3. Also, JFlan: I know at some point a couple seasons back you realized you were underacting for the shot depth that they standardly use on this show, but since then they've started shooting you in close-up, and when David Hewlett told you that in acting bigger was better, he meant for him. (And even there he wasn't 100% accurate.) As I said to [livejournal.com profile] tropes, Flanigan was doing his version of chewing the scenery in this half of the episode, but he was doing it in slow motion and it was really more like he was gumming it.

4. There's some complaints to be made about the sole female member of the trial court being in a low-cut dress making the emotional argument, but [livejournal.com profile] tropes made them on the phone to me already, and she did it funnier.

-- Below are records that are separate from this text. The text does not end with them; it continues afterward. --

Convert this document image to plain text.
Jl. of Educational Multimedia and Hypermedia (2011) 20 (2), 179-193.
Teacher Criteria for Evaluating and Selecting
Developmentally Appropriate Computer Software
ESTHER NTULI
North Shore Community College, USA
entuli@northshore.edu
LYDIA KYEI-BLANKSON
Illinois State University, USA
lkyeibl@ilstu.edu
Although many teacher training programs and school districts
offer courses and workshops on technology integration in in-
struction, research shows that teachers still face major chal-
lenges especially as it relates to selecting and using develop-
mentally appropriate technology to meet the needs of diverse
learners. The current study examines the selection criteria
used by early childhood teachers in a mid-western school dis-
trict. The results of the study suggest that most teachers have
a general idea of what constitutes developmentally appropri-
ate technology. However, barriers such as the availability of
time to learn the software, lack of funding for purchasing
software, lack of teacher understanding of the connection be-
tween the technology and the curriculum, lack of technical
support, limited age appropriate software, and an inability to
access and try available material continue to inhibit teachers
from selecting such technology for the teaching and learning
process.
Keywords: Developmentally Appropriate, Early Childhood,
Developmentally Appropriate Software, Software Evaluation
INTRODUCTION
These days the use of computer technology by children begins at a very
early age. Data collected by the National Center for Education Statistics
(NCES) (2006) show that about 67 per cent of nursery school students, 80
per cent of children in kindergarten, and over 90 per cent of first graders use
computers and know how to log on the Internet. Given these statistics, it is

5. There's some snark to be cracked about the writing staff getting all jazzed up for a "year in review" theme, but whatever, blah blah, you all know where I'd go with it so I'll skip it.

And, last but not least,

6. When Woolsey handed John the cigar at the end and John gave it the fish-eye, all I could imagine John was having trouble reminding himself to take the situation at face value because every other time a commander had handed him a glass of whiskey and a smokable phallic object, it was as a direct prelude to trying to sleep with him.

And then John and Woolsey got all cavalierly loose and gentlemen's-club conspiratorial in a way that my brain couldn't help but find vaguely slashy, and I had to stop thinking about it because I squicked myself out.